Kranzniederlegung auf dem Lagerfriedhof

Die Gedenkveranstaltung anlässlich des 85. Jahrestags des deutschen Überfalls auf die Sowjetunion beginnt am Montag, 22. Juni, um 17 Uhr auf dem ehemaligen Lagerfriedhof an der Bevener Straße o. Nr. in Sandbostel. Wie in jedem Jahr soll an diesem Tag der im Stalag X B gestorbenen sowjetischen Kriegsgefangenen gedacht werden. Sie stammten aus allen sowjetischen Teilrepubliken und ruhen gemeinsam anonym in Massengräbern.

Aufgrund des unvermindert andauernden völkerrechtswidrigen Angriffskriegs Russlands gegen die Ukraine wird die Stiftung Lager Sandbostel der im Stalag X B gestorbenen Kriegsgefangenen in kleinem Rahmen gedenken und einen Kranz niederlegen. Interessierte sind herzlich eingeladen, an der Veranstaltung teilzunehmen.

Vortrag über Zwangsarbeit auf einem Bremer Müllplatz

Im Anschluss hält der Historiker Joshua Mathis Härtel einen Vortrag über ein sowjetisches Arbeitskommando in Bremen.

Ab Herbst 1941 wurden sowjetische Kriegsgefangene als Zwangsarbeiter auf einem Müllabladeplatz an der Bremer Duckwitzstraße eingesetzt.

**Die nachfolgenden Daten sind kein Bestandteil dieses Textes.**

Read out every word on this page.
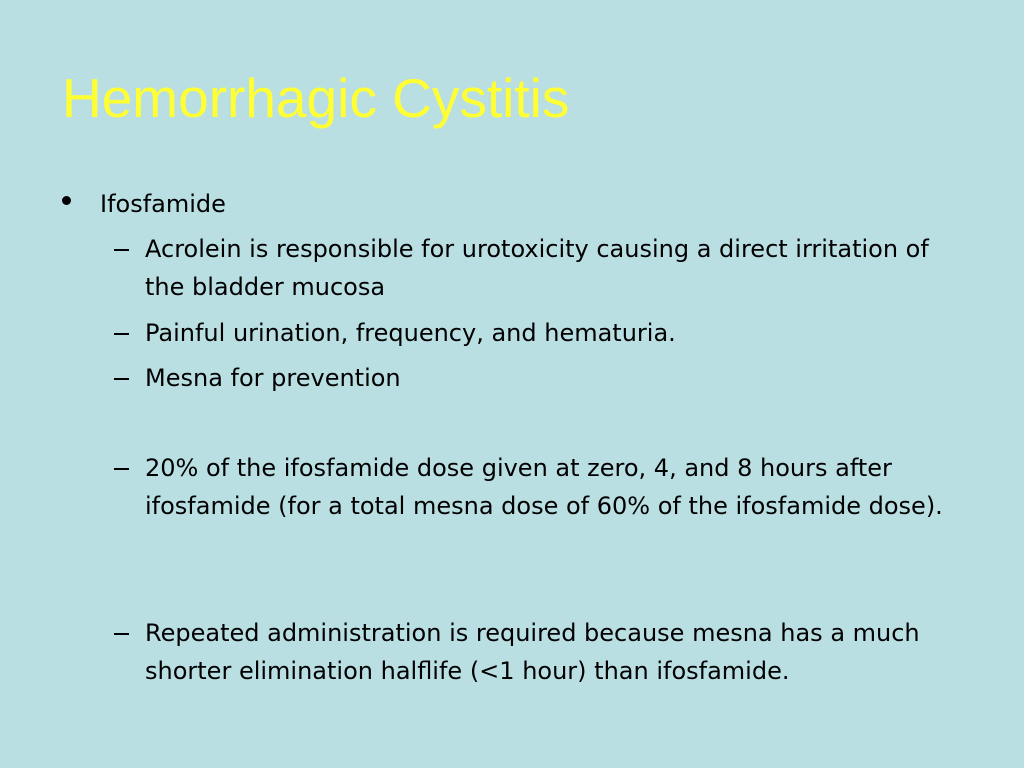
Hemorrhagic Cystitis
Ifosfamide
Acrolein is responsible for urotoxicity causing a direct irritation of the bladder mucosa
Painful urination, frequency, and hematuria.
Mesna for prevention
20% of the ifosfamide dose given at zero, 4, and 8 hours after ifosfamide (for a total mesna dose of 60% of the ifosfamide dose).
Repeated administration is required because mesna has a much shorter elimination halflife (<1 hour) than ifosfamide.
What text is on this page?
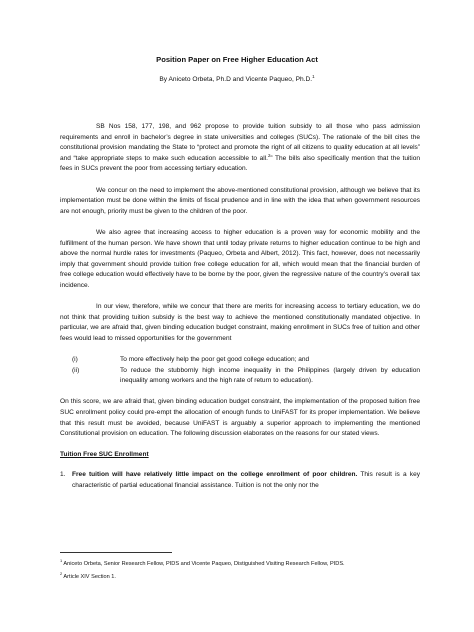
Position Paper on Free Higher Education Act
By Aniceto Orbeta, Ph.D and Vicente Paqueo, Ph.D.$^1$

SB Nos 158, 177, 198, and 962 propose to provide tuition subsidy to all those who pass admission requirements and enroll in bachelor’s degree in state universities and colleges (SUCs). The rationale of the bill cites the constitutional provision mandating the State to “protect and promote the right of all citizens to quality education at all levels” and “take appropriate steps to make such education accessible to all.$^2$” The bills also specifically mention that the tuition fees in SUCs prevent the poor from accessing tertiary education.

We concur on the need to implement the above-mentioned constitutional provision, although we believe that its implementation must be done within the limits of fiscal prudence and in line with the idea that when government resources are not enough, priority must be given to the children of the poor.

We also agree that increasing access to higher education is a proven way for economic mobility and the fulfillment of the human person. We have shown that until today private returns to higher education continue to be high and above the normal hurdle rates for investments (Paqueo, Orbeta and Albert, 2012). This fact, however, does not necessarily imply that government should provide tuition free college education for all, which would mean that the financial burden of free college education would effectively have to be borne by the poor, given the regressive nature of the country’s overall tax incidence.

In our view, therefore, while we concur that there are merits for increasing access to tertiary education, we do not think that providing tuition subsidy is the best way to achieve the mentioned constitutionally mandated objective. In particular, we are afraid that, given binding education budget constraint, making enrollment in SUCs free of tuition and other fees would lead to missed opportunities for the government

(i)	To more effectively help the poor get good college education; and
(ii)	To reduce the stubbornly high income inequality in the Philippines (largely driven by education inequality among workers and the high rate of return to education).

On this score, we are afraid that, given binding education budget constraint, the implementation of the proposed tuition free SUC enrollment policy could pre-empt the allocation of enough funds to UniFAST for its proper implementation. We believe that this result must be avoided, because UniFAST is arguably a superior approach to implementing the mentioned Constitutional provision on education. The following discussion elaborates on the reasons for our stated views.

Tuition Free SUC Enrollment
1. Free tuition will have relatively little impact on the college enrollment of poor children. This result is a key characteristic of partial educational financial assistance. Tuition is not the only nor the
$^1$ Aniceto Orbeta, Senior Research Fellow, PIDS and Vicente Paqueo, Distiguished Visiting Research Fellow, PIDS.
$^2$ Article XIV Section 1.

Dort mussten sie im Dienst der nationalsozialistischen „Altmaterialverwertung“ Schwerstarbeit verrichten. Mehrere von ihnen starben in der Folge. Der Vortrag nimmt die Vorgänge in diesem besonderen Arbeitskommando in den Blick und verortet den hohen Stellenwert von Müllsammlungen und Müllsortierung im Kontext der Kriegswirtschaft.

Der Vortrag „Zwangsarbeit zwischen Abfall und Aussortierung: Sowjetische Kriegsgefangene auf einem Bremer Müllplatz“ beginnt am Montag, 22. Juni, um 18 Uhr im Kinosaal/Seminarraum 2, Greftstraße 5, in Sandbostel.

Joshua Mathis Härtel ist Historiker und recherchiert zum Umgang mit sowjetischen Kriegsgefangenen. Er studiert im Master „Public History“ an der Universität Bremen.